On a écrit bien des pages déjà sur cet homme et son fils, Henri Louis Jaquet-Droz, sur les chefs-d'œuvre qu'ils ont créés en mécanique. Et comme ces artistes sont morts depuis plus de cent ans, il s'est formé une légende qui les entoure comme d'une résille et dont leur gloire n'a pas besoin.

Leur histoire, allégée des aventures extraordinaires qu'on leur -a prêtées gratuitement et des exagérations que la tradition nous apporte, demeure captivante.

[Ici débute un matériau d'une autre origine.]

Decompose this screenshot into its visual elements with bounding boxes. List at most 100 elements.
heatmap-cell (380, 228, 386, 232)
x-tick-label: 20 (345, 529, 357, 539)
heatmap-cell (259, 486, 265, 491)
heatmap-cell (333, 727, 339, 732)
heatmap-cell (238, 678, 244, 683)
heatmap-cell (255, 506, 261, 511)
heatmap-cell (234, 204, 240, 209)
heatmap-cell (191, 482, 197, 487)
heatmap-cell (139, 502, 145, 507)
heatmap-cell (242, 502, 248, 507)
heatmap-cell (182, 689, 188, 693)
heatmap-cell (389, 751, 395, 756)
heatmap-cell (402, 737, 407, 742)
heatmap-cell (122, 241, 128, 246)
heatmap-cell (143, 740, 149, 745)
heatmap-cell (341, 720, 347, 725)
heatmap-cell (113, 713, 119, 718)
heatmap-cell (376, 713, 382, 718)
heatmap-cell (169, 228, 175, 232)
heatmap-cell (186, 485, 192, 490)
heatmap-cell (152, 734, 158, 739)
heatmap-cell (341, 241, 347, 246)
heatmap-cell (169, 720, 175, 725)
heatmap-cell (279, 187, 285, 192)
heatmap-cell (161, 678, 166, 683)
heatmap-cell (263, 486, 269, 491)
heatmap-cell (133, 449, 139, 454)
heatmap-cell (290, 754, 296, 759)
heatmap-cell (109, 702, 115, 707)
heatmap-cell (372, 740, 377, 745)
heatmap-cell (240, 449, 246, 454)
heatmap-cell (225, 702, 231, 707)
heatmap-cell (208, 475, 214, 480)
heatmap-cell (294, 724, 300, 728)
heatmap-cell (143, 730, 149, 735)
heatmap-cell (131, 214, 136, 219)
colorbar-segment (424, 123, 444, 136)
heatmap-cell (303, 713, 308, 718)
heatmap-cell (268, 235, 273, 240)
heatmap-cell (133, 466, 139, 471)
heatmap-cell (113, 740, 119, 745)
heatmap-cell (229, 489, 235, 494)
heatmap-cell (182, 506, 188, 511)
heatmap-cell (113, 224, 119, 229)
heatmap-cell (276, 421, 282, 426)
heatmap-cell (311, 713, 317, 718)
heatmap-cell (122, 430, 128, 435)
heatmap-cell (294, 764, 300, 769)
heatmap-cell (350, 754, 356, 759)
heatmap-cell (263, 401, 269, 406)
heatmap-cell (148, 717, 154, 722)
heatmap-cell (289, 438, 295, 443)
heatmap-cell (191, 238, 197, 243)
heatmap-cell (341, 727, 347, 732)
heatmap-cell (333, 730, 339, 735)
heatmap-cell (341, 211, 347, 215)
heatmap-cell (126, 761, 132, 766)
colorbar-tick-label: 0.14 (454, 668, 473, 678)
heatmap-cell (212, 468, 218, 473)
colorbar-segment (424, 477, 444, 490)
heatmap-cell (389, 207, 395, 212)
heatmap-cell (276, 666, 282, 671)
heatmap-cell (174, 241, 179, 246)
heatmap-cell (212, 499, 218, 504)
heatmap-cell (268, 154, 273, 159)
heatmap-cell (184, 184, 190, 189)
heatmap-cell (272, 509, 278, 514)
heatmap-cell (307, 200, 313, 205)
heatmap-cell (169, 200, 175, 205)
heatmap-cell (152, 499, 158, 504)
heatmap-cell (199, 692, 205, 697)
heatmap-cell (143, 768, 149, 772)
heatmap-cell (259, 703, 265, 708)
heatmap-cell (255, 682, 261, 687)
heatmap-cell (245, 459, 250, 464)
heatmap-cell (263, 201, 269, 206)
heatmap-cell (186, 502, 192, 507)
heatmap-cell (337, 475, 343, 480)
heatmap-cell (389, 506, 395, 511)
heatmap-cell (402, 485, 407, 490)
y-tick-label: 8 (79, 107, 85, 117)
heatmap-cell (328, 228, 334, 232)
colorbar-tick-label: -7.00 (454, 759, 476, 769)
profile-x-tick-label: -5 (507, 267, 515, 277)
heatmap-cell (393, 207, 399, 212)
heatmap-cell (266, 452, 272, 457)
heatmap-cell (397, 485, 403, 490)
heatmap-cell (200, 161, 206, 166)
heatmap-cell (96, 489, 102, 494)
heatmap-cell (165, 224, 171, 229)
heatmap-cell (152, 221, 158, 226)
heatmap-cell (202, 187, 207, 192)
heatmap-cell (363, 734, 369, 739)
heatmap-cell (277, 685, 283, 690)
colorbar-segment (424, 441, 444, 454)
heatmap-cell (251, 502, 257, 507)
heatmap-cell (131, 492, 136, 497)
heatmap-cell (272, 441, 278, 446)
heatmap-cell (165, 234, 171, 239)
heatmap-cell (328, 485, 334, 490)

L'exposition des automates Jaquet-Droz, organisée sous les auspices de là Société d'histoire du canton de Neuchâtel, fournit l'occasion de présenter à nou­veau ces hommes et leur œuvre, en-utilisant des sources sérieuses d'information. Les portefeuilles des musées et des collectionneurs contiennent des docu­ments fort intéressants; puis des archives de famille ont bien voulu s'entr'ouvrir, ce qui fut d'un grand secours.

Pierre Jaquet-Droz, communier du Locle et de la Chaux-de-Fonds, bourgeois de Valangin, est né à la Chaux-de-Fonds le 28 juillet 1721. Ses parents, culti­vateurs aisés, remarquèrent l'intelligence précoce de l'enfant et son goût pour l'étude ; ils eurent l'ambition d'en faire un ministre.

Lors donc que le temps en est venu, on l'envoie à Bâle où il étudie la théologie; puis il subit ses examens à Neuchâtel.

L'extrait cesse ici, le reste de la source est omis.